Ce qui ne cesse de progresser en Seine Saint Denis en général et dans les villes pauvres en particulier, c’est l’abstention. Au premier tour, elle était de 20 % au niveau national et de 26% en Seine Saint Denis (respectivement, 19% et 23% au second tour : il n’y a pas eu de mobilisation importante au second tour). En 2007, elle était de 16,9% dans ce département « populaire ». On ne peut oublier aussi les 5,8% parmi les votants qui ont déposé un bulletin blanc ou nul. Là encore, les chercheurs notent des évolutions et l’apparition, aux côtés d’une abstention « habituelle » d’une autre abstention, plus politique, qui n’est pas une négligence mais un choix. Qui est aussi un refus des extrêmes. Qui est à entendre donc alors que nous sommes facilement portés à juger sévèrement ces abstentionnistes négligents et un brin paresseux. Ce sont les abstentionnistes « politiques » qui progressent;  parmi eux, les jeunes, les chômeurs, les précaires, ceux qui vivent en dessous du seuil de pauvreté sont largement représentés.
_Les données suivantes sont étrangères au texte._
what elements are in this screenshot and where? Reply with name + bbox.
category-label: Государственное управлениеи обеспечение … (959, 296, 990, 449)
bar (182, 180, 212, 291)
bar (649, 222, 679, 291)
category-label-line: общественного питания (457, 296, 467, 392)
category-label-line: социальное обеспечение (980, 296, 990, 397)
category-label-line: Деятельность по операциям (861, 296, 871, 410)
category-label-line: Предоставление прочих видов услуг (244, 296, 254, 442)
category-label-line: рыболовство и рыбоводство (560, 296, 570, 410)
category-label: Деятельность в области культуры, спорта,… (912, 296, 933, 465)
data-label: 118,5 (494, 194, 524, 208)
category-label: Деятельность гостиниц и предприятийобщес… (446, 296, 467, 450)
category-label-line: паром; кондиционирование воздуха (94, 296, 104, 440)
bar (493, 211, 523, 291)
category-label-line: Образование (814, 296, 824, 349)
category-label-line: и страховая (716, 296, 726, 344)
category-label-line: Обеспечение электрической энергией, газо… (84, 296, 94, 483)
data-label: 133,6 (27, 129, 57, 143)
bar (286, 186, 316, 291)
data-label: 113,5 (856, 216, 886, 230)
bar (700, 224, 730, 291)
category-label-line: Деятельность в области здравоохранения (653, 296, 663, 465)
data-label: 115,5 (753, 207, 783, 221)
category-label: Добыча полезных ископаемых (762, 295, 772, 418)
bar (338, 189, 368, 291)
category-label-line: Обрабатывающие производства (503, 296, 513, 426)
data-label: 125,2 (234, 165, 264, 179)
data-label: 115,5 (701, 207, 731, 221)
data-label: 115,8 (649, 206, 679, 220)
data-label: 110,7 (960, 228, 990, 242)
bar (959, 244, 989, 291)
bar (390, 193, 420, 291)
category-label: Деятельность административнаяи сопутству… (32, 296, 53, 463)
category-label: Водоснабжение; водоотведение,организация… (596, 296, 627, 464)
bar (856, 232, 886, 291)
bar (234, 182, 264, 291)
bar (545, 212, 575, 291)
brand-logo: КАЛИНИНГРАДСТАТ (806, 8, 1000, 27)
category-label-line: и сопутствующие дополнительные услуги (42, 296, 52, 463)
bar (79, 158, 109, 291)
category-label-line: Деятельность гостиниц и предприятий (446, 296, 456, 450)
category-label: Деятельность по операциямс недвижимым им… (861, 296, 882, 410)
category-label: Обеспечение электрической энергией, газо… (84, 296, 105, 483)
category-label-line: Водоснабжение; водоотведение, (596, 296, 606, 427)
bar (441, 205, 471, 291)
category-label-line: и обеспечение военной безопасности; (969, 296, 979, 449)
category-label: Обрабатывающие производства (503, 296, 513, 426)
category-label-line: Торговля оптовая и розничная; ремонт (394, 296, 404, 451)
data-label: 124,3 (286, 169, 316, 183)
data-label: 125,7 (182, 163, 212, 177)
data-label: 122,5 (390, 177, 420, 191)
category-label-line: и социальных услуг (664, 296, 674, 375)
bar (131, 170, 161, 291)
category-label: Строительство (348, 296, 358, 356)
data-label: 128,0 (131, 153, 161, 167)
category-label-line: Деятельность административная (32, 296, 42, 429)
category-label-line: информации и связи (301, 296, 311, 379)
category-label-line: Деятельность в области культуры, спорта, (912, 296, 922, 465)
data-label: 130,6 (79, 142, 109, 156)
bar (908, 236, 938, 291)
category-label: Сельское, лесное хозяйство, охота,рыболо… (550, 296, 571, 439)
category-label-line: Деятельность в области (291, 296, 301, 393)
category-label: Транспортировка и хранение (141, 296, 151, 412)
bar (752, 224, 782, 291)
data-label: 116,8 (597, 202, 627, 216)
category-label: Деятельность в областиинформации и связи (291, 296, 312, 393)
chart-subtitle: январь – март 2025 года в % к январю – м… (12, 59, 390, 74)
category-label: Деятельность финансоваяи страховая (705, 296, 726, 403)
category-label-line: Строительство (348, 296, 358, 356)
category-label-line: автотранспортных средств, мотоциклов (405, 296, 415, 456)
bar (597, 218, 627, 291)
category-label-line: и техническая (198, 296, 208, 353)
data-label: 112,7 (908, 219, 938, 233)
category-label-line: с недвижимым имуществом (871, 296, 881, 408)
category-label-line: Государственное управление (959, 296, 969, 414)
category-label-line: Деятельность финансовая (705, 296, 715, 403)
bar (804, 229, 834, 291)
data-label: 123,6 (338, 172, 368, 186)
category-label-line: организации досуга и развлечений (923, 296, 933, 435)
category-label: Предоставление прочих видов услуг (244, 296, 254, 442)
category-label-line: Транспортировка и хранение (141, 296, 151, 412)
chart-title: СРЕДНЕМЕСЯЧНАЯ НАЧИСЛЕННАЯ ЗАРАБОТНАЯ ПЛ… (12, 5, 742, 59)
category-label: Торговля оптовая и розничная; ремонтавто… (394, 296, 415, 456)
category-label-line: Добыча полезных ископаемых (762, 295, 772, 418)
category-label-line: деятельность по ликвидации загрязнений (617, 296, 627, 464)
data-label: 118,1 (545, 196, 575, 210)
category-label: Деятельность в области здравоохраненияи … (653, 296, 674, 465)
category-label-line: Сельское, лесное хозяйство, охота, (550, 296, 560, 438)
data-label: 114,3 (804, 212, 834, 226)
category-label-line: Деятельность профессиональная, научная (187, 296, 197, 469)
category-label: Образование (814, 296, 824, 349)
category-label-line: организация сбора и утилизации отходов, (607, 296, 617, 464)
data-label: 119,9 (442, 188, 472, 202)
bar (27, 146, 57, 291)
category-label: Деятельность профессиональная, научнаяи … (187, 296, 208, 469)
Faut-il donc souligner, contre des clichés qui ont la vie dure, que celles et ceux qui sont marqués fortement par le chômage ne sont pas « des gens qui ne font pas d’effort » pour chercher du travail ou pour voter. Il n’y a pas de désintérêt, il y a une décision « politique » d’inscrire leur désaffiliation, leur exclusion, leur relégation dans le champ politique. Comme un cri, pour nous avertir que notre démocratie se défait. Ils le font sans céder aux sirènes et aux violences des extrêmes. Ils votent comme ils sont, dans l’invisible.